The Urasenke Creed begins:
We are sincerely learning the essence of Chado and practice to put it into our daily lives. We continually reflect upon ourselves to attain this end. In accepting a bowl of tea, we shall be grateful for the kindness of others and always mindful of mutual consideration. We shall communicate the virtues of Chado through our own example:
- We shall consider others first.
- We are a family and Iemoto is our parent. All who enter his gate to learn Chado are brothers. As we are one in spirit, we shall respect all we meet.
- As we advance along the Way of Tea, we shall always keep the spirit of the the beginner.
- With a sincere and generous heart, we shall work together to cultivate ourselves to illuminate the world in which we live.
Jul 1, 2010
This post will be the 300th post on the SweetPersimmon blog. Thank you all for reading, following and commenting. I love to hear from readers and I know there are many out there lurking. So in honor of this milestone, I am running a contest --- With prizes!
Third prize is a CD of spoken word haiku "The Haiku Year," by yours truly. A recording of haiku written over the course of a year, one every single day. Yes, I'll include a written copy too.
First prize is a red raku teabowl. This bowl was made by Tad Kamiya, an American potter. There is a kiln crack in the rim, but it was repaired with gold and is a lovely.pinkish color. Measurements are 120mm wide by 85mm tall.(that is 4 3/4" wide by 3 1/2" tall for us Americans). See photos below.
And now the criteria for the contest. It's easy. It's all about mistakes.We all make them. We are all embarrassed by them.
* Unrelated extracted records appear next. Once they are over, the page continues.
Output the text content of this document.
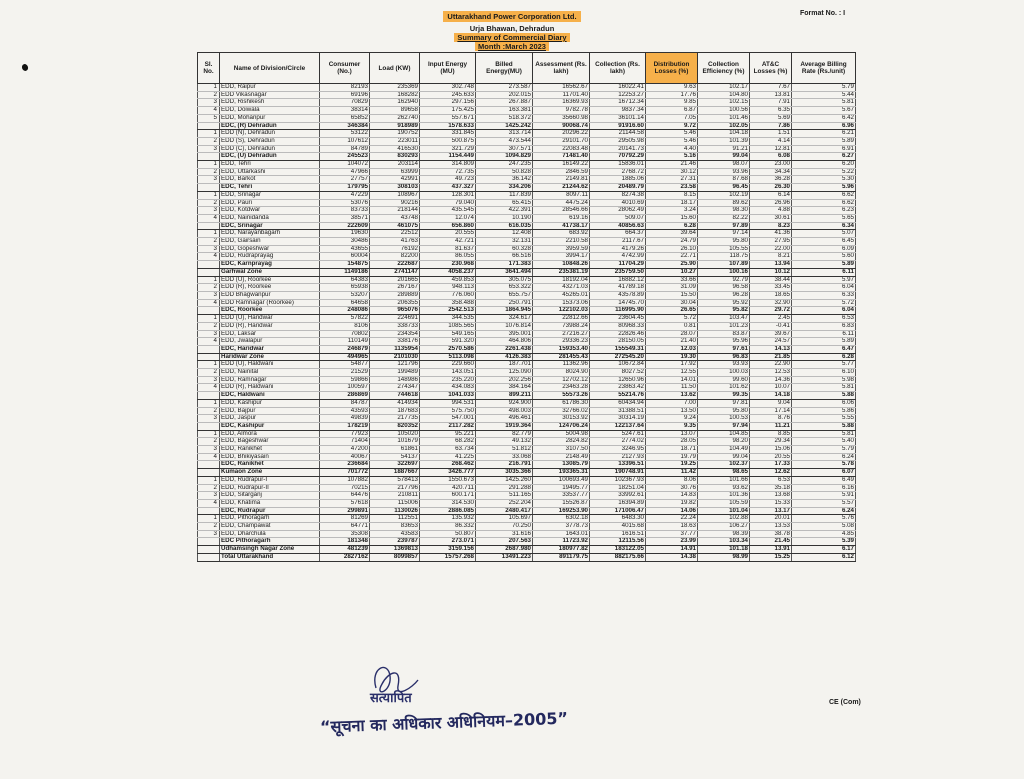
Uttarakhand Power Corporation Ltd.
Urja Bhawan, Dehradun
Summary of Commercial Diary
Month :March 2023
Format No. : I
Sl. No.	Name of Division/Circle	Consumer (No.)	Load (KW)	Input Energy (MU)	Billed Energy(MU)	Assessment (Rs. lakh)	Collection (Rs. lakh)	Distribution Losses (%)	Collection Efficiency (%)	AT&C Losses (%)	Average Billing Rate (Rs./unit)
1	EDD, Raipur	82193	235369	302.748	273.587	16562.67	16022.41	9.63	102.17	7.67	5.79
2	EDD Vikasnagar	69196	168282	245.633	202.015	11701.40	12253.27	17.76	104.80	13.81	5.44
3	EDD, Rishikesh	70829	162940	297.156	267.887	16369.93	16712.34	9.85	102.15	7.91	5.81
4	EDD, Doiwala	38314	89658	175.425	163.381	9782.78	9837.34	6.87	100.56	6.35	5.67
5	EDD, Mohanpur	65852	262740	557.671	518.372	35660.98	36101.14	7.05	101.46	5.69	6.42
	EDC, (R) Dehradun	346384	918989	1578.633	1425.242	90068.74	91916.60	9.72	102.05	7.86	6.96
1	EDD (N), Dehradun	53122	190752	331.845	313.714	20296.22	21144.58	5.46	104.18	1.51	6.21
2	EDD (S), Dehradun	107612	223011	500.875	473.544	29101.70	29505.98	5.46	101.39	4.14	5.89
3	EDD (C), Dehradun	84789	416530	321.729	307.571	22083.48	20141.73	4.40	91.21	12.81	6.91
	EDC, (U) Dehradun	245523	830293	1154.449	1094.829	71481.40	70792.29	5.16	99.04	6.08	6.27
1	EDD, Tehri	104072	203114	314.809	247.235	16149.22	15836.01	21.46	98.07	23.00	6.20
2	EDD, Uttarkashi	47966	63999	72.735	50.828	2846.59	2768.72	30.12	93.96	34.34	5.22
3	EDD, Barkot	27757	42991	49.723	36.142	2149.81	1885.06	27.31	87.68	36.28	5.30
	EDC, Tehri	179795	308103	437.327	334.206	21244.62	20489.79	23.58	96.45	26.30	5.96
1	EDD, Srinagar	47229	108967	128.301	117.839	8097.11	8274.38	8.15	102.19	6.14	6.62
2	EDD, Pauri	53076	90216	79.040	65.415	4475.24	4010.69	18.17	89.62	26.96	6.62
3	EDD, Kotdwar	83733	218144	435.545	422.391	28546.66	28062.49	3.24	98.30	4.88	6.23
4	EDD, Nainidanda	38571	43748	12.074	10.190	619.16	509.07	15.60	82.22	30.61	5.65
	EDC, Srinagar	222609	461075	656.860	616.035	41738.17	40856.63	6.28	97.89	8.23	6.34
1	EDD, Narayanbagarh	19630	22512	20.555	12.408	683.92	664.37	39.64	97.14	41.36	5.07
2	EDD, Gairsain	30486	41763	42.721	32.131	2210.58	2117.67	24.79	95.80	27.95	6.45
3	EDD, Gopeshwar	43655	76192	81.637	60.328	3959.59	4179.26	26.10	105.55	22.00	6.09
4	EDD, Rudraprayag	60004	82200	86.055	66.516	3994.17	4742.99	22.71	118.75	8.21	5.60
	EDC, Karnprayag	154875	222687	230.968	171.383	10848.26	11704.29	25.90	107.89	13.94	5.89
	Garhwal Zone	1149186	2741147	4058.237	3641.494	235381.19	235759.50	10.27	100.16	10.12	6.11
1	EDD (U), Roorkee	64383	201665	459.853	305.075	18192.04	16882.12	33.66	92.79	38.44	5.97
2	EDD (R), Roorkee	65938	267167	948.113	653.322	43271.03	41789.18	31.09	96.58	33.45	6.04
3	EDD Bhagwanpur	53207	289889	776.060	655.757	45265.01	43578.89	15.50	96.28	18.65	6.33
4	EDD Ramnagar (Roorkee)	64658	206355	358.488	250.791	15373.06	14745.70	30.04	95.92	32.90	5.72
	EDC, Roorkee	248086	965076	2542.513	1864.945	122102.03	116995.90	26.65	95.82	29.72	6.04
1	EDD (U), Haridwar	57822	224691	344.535	324.617	22812.66	23604.45	5.72	103.47	2.45	6.53
2	EDD (R), Haridwar	8106	338733	1085.565	1076.814	73988.24	80968.33	0.81	101.23	-0.41	6.83
3	EDD, Laksar	70802	234354	549.165	395.001	27216.27	22826.46	28.07	83.87	39.67	6.11
4	EDD, Jwalapur	110149	338176	591.320	464.806	29336.23	28150.05	21.40	95.96	24.57	5.89
	EDC, Haridwar	246879	1135954	2570.586	2261.438	159353.40	155549.31	12.03	97.61	14.13	6.47
	Haridwar Zone	494965	2101030	5113.098	4126.383	281455.43	272545.20	19.30	96.83	21.85	6.28
1	EDD (U), Haldwani	54877	121796	229.660	187.701	11362.96	10672.84	17.92	93.93	22.90	5.77
2	EDD, Nainital	21529	199489	143.051	125.090	8024.90	8027.52	12.55	100.03	12.53	6.10
3	EDD, Ramnagar	59866	148986	235.220	202.256	12702.12	12650.96	14.01	99.60	14.36	5.98
4	EDD (R), Haldwani	100597	274347	434.083	384.164	23463.28	23863.42	11.50	101.62	10.07	5.81
	EDC, Haldwani	286869	744618	1041.033	899.211	55573.26	55214.76	13.62	99.35	14.18	5.88
1	EDD, Kashipur	84787	414934	994.531	924.900	61786.30	60434.94	7.00	97.81	9.04	6.06
2	EDD, Bajpur	43593	187683	575.750	498.003	32766.02	31388.51	13.50	95.80	17.14	5.86
3	EDD, Jaspur	49839	217735	547.001	496.461	30153.92	30314.19	9.24	100.53	8.76	5.55
	EDC, Kashipur	178219	820352	2117.282	1919.364	124706.24	122137.64	9.35	97.94	11.21	5.88
1	EDD, Almora	77923	105020	95.221	82.779	5004.98	5247.61	13.07	104.85	8.85	5.81
2	EDD, Bageshwar	71404	101679	68.282	49.132	2824.82	2774.02	28.05	98.20	29.34	5.40
3	EDD, Ranikhet	47200	61861	63.734	51.812	3107.50	3246.95	18.71	104.49	15.06	5.79
4	EDD, Bhikiyasain	40067	54137	41.225	33.068	2148.49	2127.93	19.79	99.04	20.55	6.24
	EDC, Ranikhet	236684	322697	268.462	216.791	13085.79	13396.51	19.25	102.37	17.33	5.78
	Kumaon Zone	701772	1887667	3426.777	3035.366	193365.31	190748.91	11.42	98.65	12.62	6.07
1	EDD, Rudrapur-I	107882	578413	1550.673	1425.260	100693.49	102367.93	8.06	101.66	6.53	6.49
2	EDD, Rudrapur-II	70215	217796	420.711	291.288	19495.77	18251.04	30.76	93.62	35.18	6.16
3	EDD, Sitarganj	64476	210811	600.171	511.165	33537.77	33992.61	14.83	101.36	13.68	5.91
4	EDD, Khatima	57618	115006	314.530	252.204	15526.87	16394.89	19.82	105.59	15.33	5.57
	EDC, Rudrapur	299891	1130026	2886.085	2480.417	169253.90	171006.47	14.06	101.04	13.17	6.24
1	EDD, Pithoragarh	81269	112551	135.932	105.697	6302.18	6483.30	22.24	102.88	20.01	5.76
2	EDD, Champawat	64771	83653	86.332	70.250	3778.73	4015.68	18.63	106.27	13.53	5.08
3	EDD, Dharchula	35308	43583	50.807	31.616	1643.01	1616.51	37.77	98.39	38.78	4.85
	EDC Pithoragarh	181348	239787	273.071	207.563	11723.92	12115.56	23.99	103.34	21.45	5.39
	Udhamsingh Nagar Zone	481239	1369813	3159.156	2687.980	180977.82	183122.05	14.91	101.18	13.91	6.17
	Total Uttarakhand	2827162	8099857	15757.268	13491.223	891179.75	882175.66	14.38	98.99	15.25	6.12
सत्यापित
“सूचना का अधिकार अधिनियम–2005”
CE (Com)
It's not about perfection. Minako sensei said, "If you are going to make a mistake, make it beautifully." In the comments section of this post tell me about the worst tea mistake you ever made. The juicicer the better. So entertain us. Tell us how you made the most beautiful of mistakes. Making them in public gets you extra points. Prizes will be awarded by me as sole judge.
The contest will remain open until July 10. Winners will be announced on the blog. If you are chosen, please contact me with your shipping information. I do ship internationally.
So I will start off with one of my favorite mistakes: I was at a chakai in Kyoto, one with hundreds of guests. It was at Yasaka shrine in the Gion in a large room, about 100 tatami mats. It was one of the first chakai I attended in Japan. There were about 100 little old tea ladies all lined up around the perimeter of the room, and I spoke not a word of Japanese. We were pretty far away from where they were making tea, but they started serving the sweets from the kitchen. It was one of my favorites-- melt in your mouth senbei with a very pretty design on it. After I passed the sweets tray I picked up my kaishi and the sweet dropped off of it and rolled onto the tatami. And rolled, and rolled and rolled. It kept rolling until it reached nearly the middle of the huge room and then it made a circle and took forever to settle down. There was total silence as everyone watched the path of the runaway sweet. Of course everyone was craning their necks to see whose sweet was that in the middle of the room. I also was looking this way and that pretending that it was not my sweet. Luckily one of the ladies serving tea from the mizuya stopped and picked it up on her way back to the kitchen.